I started the code for the extractor and I have a problem with the regex in
Scala. the string is :
http://fr.wikipedia.org/w/index.php?title=Mod%C3%A8le:Donn%C3%A9es/Antony/%C3%A9volution_population&action=edit
And my regex is : val populationRegex = """|pop=(\d+)""".r
And I use this piece of code :
populationRegex findAllIn page.children.toString foreach (_ match {
case populationRegex (pop) => println(page.title.decoded + " : pop : "
+ param)
case _ =>
})
And instead of to get : "Données/Antony/évolution population : pop : 61793"
just once
I have many : "Données/Antony/évolution population : pop : null" as much as
there is line in the string
An idea of what I do wrongly ?
I'm totally beginner in Scala :-( sorry.
Best.
Julien.
2013/4/22 Jona Christopher Sahnwaldt <[email protected]>
> The templates where data is stored are not used directly in the main
> pages. It's a complicated process: page Toulouse uses template X, X uses Y,
> Y uses Z, and Z contains the data.
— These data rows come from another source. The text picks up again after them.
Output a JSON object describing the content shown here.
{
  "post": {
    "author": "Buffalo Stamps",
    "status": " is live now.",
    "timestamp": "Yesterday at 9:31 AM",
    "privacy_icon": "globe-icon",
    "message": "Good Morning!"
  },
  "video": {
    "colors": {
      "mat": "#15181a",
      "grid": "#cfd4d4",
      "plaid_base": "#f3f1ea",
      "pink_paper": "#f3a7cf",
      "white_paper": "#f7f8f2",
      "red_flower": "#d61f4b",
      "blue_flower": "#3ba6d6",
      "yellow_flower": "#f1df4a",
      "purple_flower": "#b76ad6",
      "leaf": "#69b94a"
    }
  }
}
Something like that, I'm 100% sure, but
> the details don't matter. This means that wikiPageUsesTemplate and
> InfoboxExtractor won't help.
>
> Generating a separate file is probably the best idea. We could also send
> these new triples to the main mapping based file, but that might be
> confusing: first, they're not mapping based; second, new triples about a
> city would be added in a completely different place in the file. (That's
> not a big problem though.)
>
> Cheers,
> JC
>
------------------------------------------------------------------------------
Precog is a next-generation analytics platform capable of advanced
analytics on semi-structured data. The platform includes APIs for building
apps and a phenomenal toolset for data science. Developers can use
our toolset for easy data analysis & visualization. Get a free account!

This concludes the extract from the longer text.